Kevin Myers: The day of indulgence is done -- the time of duty has arrived
SOME time in the 1990s, that old bore Hubris went with his chum Stupidity to the Inn, where they bumped into their old friends Celtic Arrogance and Irish Vanity, and over a few drinks, they concocted this preposterous confection that To Be Irish Is Always Best.
So they waved their wand and invented an entirely new form of Irishness that pretended to be ancient, but was really quite modern. It was a hybrid of the marketing man's stunts and the wet dreams of the Departments of the Gaeltacht and of the Arts.

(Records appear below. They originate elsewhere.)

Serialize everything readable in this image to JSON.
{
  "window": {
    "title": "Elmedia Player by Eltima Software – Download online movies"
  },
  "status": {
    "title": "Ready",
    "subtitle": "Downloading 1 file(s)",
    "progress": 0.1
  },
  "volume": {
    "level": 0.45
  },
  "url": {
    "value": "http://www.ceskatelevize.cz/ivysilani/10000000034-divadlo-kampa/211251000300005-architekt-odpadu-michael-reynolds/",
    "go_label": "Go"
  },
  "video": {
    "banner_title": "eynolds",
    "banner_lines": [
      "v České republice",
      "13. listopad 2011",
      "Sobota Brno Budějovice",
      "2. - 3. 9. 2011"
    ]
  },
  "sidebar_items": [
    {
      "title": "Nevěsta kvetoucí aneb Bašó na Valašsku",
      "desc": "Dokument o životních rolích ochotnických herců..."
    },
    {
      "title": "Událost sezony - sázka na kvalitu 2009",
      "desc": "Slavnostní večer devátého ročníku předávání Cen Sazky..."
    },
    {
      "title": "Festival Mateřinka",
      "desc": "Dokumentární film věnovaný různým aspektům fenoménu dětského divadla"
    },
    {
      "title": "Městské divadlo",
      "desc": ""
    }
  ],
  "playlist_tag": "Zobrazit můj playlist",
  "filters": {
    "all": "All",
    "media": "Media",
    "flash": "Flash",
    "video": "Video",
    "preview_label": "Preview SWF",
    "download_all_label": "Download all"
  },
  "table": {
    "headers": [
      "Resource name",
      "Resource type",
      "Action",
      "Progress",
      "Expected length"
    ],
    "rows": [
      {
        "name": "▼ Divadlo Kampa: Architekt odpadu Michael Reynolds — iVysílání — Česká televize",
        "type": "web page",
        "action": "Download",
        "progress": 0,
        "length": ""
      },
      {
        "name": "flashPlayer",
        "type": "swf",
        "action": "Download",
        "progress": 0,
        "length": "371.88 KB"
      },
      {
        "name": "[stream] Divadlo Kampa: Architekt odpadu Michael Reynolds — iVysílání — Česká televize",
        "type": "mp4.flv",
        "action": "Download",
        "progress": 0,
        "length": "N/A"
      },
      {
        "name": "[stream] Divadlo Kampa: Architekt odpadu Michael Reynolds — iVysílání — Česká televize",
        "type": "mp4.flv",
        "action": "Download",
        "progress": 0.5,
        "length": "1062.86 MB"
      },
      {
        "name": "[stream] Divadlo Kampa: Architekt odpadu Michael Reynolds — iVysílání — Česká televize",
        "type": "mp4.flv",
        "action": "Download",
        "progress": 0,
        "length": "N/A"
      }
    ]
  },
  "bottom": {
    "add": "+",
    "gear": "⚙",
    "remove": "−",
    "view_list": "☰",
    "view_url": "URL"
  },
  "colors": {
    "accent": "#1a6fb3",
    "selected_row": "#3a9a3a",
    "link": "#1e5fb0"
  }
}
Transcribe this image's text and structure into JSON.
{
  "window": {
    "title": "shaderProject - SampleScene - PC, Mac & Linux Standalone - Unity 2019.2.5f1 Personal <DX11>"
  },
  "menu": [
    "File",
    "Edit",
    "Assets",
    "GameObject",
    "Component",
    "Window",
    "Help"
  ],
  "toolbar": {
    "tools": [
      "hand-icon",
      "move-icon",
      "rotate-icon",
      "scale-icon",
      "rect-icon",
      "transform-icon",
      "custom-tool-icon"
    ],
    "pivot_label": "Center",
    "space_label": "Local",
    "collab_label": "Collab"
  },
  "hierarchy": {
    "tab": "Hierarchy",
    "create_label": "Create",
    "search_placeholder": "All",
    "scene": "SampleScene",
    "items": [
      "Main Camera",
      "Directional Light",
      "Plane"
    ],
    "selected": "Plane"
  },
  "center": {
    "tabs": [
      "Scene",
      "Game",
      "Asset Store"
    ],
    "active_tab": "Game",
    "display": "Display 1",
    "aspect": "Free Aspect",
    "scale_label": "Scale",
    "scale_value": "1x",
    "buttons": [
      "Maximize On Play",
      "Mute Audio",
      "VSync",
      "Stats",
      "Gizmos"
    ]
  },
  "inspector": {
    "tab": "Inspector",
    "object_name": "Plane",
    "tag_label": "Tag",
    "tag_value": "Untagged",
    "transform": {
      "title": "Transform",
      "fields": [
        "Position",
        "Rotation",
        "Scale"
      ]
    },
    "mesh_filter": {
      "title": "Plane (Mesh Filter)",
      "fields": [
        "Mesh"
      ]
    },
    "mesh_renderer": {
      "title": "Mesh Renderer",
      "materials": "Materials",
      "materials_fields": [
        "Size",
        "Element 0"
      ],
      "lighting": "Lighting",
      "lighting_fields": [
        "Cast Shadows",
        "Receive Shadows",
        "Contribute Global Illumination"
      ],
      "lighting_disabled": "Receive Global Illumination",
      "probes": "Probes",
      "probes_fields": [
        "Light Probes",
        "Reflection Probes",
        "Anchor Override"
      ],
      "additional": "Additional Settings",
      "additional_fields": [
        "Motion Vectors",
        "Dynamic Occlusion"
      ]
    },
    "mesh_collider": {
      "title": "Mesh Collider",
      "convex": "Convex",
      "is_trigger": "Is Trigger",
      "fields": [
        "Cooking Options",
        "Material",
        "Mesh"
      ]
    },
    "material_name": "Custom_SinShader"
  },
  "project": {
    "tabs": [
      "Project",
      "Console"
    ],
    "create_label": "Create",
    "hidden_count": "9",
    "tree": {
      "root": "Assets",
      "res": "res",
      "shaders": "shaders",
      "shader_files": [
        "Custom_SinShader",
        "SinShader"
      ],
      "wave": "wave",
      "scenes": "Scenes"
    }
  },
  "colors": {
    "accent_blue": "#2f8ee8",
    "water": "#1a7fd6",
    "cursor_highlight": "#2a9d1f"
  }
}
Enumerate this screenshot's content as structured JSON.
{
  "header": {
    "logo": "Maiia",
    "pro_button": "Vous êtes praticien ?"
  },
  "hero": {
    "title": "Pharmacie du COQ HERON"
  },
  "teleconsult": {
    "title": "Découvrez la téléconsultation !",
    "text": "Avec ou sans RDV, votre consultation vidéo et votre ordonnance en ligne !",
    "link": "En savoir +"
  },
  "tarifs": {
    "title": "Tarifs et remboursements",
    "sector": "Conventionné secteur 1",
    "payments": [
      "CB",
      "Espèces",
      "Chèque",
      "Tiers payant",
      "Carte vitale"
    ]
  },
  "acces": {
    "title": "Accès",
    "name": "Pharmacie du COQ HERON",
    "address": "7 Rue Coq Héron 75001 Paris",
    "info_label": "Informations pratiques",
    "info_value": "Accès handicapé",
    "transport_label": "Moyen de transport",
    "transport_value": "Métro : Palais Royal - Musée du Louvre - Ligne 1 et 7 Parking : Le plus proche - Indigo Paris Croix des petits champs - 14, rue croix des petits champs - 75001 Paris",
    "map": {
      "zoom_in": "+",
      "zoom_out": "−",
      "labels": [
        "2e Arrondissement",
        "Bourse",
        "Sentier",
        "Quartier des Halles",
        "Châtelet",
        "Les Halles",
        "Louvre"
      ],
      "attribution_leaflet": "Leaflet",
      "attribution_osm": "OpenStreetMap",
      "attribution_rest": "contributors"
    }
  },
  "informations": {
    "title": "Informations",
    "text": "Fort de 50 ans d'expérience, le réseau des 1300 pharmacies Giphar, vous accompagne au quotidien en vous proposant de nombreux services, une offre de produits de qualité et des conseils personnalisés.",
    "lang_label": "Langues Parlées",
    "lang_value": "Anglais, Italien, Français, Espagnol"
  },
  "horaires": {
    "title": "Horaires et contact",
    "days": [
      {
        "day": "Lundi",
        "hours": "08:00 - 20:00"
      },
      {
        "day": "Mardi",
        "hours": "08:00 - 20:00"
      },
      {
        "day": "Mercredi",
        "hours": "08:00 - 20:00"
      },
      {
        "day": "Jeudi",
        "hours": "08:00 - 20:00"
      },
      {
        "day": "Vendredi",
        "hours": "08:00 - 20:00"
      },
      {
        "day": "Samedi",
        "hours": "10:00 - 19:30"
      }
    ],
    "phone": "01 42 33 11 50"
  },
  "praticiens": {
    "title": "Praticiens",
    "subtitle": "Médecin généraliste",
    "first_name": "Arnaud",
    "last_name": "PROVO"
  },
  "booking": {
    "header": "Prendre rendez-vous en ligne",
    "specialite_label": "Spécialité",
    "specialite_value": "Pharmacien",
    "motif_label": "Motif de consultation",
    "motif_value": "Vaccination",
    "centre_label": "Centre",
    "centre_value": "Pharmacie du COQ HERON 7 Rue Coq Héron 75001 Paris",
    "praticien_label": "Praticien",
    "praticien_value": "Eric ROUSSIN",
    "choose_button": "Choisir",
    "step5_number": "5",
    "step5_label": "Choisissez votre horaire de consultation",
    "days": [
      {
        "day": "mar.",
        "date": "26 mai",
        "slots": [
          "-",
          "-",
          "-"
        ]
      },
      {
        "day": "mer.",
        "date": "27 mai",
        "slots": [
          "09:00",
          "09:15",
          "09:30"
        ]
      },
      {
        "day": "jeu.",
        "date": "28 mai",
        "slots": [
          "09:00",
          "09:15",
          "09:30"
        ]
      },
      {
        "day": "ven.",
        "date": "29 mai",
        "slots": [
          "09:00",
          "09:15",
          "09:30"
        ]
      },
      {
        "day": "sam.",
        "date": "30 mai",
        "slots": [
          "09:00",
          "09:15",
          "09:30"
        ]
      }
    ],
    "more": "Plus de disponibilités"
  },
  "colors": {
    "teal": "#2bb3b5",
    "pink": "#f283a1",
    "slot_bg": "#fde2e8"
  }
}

The arrogance underlying the whole concept was how this new marketing concept of Ireland was personified in the pseudo-Gaelic "craic", which summed up the falsehood of the entire era. You won't find the word "craic" from the Celtic Revival through to the 1960s, with the great ballad revival, and the music revolution of the 1970s. For The Dubliners, the Clancy Brothers, Planxty, the Chieftains and The Bothy Band, the word was always "crack". These people knew what bad times were and they knew what the crack was, with drink or without it. It was only when that sinister feline the celtic tiger began to pad the boards that the bogus neologism "craic" was foisted on us. For changing the spelling from "crack" to "craic" coincided with the moment that Irishness became self-conscious, winsome, stylised, conceited, boastful, Dingle became Daingean, and most of all, everything became phoney, phoney phoney.